Marcus Garvey once said that “a people without the knowledge of their past history, origin, and culture is a tree without roots.” I believe the same can be said about medicine. Exploring ancient historical text at the renowned Oxford Magdalen Library and learning about surgical operations that were based in the BC era reminded me that medicine is an ancient practice. As a result, I hope to not only attempt to stay abreast to new findings by reading scientific journals, but also do my part in trying to learn more about the rich history of medicine. I believe we often look back at earlier time periods with ideas of primitivity rather than appreciating the foundational knowledge that allowed us to evolve as a profession today.
On the last day of the course, we were given the opportunity to explore centuries-old medical texts at Magdalen College. Examining the works of Galen and Vesalius, I realized the extent throughout history to which the human body has been remarkably dissected, drawn, and objectified. Medical science has made enormous efforts to reveal to us the detailed landscapes which exist beneath the barrier of flesh and skin. We can’t deny how remarkable it is the extent to which our scientific knowledge of the body has progressed over time, allowing us to diagnose and successfully eradicate diseases.
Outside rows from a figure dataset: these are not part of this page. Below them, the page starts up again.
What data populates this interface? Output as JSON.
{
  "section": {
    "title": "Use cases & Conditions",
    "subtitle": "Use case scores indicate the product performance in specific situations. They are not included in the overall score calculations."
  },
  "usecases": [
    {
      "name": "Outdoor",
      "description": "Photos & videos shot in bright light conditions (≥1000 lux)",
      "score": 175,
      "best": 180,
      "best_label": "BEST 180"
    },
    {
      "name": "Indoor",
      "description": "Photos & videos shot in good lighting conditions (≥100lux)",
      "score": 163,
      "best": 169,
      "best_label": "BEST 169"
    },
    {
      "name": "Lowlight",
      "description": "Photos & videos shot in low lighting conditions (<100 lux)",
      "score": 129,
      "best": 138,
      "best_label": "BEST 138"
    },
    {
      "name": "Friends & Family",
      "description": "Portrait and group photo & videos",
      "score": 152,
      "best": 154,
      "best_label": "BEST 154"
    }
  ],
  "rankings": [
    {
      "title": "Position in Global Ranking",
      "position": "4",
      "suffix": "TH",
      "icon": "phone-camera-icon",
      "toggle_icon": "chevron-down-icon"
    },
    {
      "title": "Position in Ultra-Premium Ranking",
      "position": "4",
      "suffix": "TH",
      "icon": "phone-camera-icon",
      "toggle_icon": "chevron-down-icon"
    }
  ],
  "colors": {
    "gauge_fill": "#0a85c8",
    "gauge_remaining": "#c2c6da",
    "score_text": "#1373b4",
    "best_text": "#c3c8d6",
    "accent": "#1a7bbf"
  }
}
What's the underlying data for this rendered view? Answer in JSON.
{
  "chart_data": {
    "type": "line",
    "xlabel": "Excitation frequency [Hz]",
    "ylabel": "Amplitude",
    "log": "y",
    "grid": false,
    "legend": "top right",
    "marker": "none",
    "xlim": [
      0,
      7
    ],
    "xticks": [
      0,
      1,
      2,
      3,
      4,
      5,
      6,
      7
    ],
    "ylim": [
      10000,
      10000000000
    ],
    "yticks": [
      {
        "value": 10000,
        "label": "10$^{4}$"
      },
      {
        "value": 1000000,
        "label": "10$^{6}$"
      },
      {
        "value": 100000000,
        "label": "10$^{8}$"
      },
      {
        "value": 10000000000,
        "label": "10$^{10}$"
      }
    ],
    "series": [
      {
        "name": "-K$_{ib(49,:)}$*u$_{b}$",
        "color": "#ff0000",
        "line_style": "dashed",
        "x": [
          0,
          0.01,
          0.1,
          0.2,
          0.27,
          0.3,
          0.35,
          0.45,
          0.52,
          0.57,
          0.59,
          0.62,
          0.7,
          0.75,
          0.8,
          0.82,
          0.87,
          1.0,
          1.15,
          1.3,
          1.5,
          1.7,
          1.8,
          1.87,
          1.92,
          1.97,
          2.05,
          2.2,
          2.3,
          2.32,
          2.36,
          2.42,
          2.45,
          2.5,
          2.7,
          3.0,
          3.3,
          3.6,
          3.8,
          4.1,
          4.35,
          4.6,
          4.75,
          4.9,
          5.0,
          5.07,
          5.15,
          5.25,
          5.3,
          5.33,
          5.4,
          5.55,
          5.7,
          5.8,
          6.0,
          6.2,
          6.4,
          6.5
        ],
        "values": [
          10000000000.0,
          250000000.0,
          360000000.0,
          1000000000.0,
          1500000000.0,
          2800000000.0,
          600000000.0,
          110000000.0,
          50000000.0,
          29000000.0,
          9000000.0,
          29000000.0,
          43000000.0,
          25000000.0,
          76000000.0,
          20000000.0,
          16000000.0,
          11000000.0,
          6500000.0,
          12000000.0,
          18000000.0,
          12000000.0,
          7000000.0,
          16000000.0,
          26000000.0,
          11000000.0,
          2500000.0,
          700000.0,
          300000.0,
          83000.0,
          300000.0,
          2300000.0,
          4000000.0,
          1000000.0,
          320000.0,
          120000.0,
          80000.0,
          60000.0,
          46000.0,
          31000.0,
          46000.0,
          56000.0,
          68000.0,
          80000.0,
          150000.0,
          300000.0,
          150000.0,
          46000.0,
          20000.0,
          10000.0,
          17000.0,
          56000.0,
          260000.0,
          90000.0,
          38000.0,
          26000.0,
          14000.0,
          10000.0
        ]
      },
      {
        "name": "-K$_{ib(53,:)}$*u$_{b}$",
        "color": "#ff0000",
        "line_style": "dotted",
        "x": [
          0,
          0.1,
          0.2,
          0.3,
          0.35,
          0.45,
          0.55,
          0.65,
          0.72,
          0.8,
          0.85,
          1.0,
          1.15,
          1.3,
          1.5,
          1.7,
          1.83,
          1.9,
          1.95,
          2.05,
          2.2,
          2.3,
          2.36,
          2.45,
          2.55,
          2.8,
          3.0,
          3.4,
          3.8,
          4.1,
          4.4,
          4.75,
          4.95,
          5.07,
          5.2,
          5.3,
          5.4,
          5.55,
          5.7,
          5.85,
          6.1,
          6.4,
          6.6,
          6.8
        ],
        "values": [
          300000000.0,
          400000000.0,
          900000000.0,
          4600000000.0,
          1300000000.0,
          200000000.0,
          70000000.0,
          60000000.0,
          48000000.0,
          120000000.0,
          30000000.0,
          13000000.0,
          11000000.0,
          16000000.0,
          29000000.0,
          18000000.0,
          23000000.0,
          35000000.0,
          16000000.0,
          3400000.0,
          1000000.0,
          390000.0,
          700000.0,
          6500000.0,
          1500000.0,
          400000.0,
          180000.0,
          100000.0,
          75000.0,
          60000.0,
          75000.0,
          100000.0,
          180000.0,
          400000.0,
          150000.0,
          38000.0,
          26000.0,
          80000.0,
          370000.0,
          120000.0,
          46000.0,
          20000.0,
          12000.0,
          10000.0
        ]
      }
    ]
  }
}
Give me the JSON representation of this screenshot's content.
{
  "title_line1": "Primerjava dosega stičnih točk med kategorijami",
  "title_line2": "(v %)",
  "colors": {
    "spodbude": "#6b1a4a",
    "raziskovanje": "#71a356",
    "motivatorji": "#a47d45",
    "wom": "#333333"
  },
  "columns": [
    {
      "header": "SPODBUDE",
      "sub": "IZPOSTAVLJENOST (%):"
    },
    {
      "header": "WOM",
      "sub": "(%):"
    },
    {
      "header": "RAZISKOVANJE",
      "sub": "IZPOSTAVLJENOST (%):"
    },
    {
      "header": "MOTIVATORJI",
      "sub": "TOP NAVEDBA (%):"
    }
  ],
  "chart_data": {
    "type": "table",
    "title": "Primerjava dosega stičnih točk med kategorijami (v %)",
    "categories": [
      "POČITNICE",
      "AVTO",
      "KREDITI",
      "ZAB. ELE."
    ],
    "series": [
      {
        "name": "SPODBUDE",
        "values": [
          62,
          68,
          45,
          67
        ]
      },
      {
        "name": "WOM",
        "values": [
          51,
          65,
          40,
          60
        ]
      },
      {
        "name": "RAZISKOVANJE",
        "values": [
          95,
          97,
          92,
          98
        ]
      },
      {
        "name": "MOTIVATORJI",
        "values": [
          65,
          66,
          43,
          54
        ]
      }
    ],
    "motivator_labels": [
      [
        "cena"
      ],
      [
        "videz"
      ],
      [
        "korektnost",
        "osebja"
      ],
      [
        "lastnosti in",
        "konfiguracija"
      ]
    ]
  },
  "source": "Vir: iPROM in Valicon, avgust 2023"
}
But if there’s anything I’ve learned from the profound discussions had during this course, it is that in this precision of describing the body and the processes which occur when it is diseased, is an ignorance of the very imprecise aspects of illness and the personal meaning which applies to those humans who experience it. The moral, social, and political significance of disease – these are the elements on which science is vastly mute.
In studying the medical humanities, perhaps we can recognize these other dimensions of medicine, and become more critically aware of our roles as healthcare providers within a larger medical system as well as the way in which we treat patients. This could allow us to acquire a more compassionate and meaningful capacity to serve and take care of others.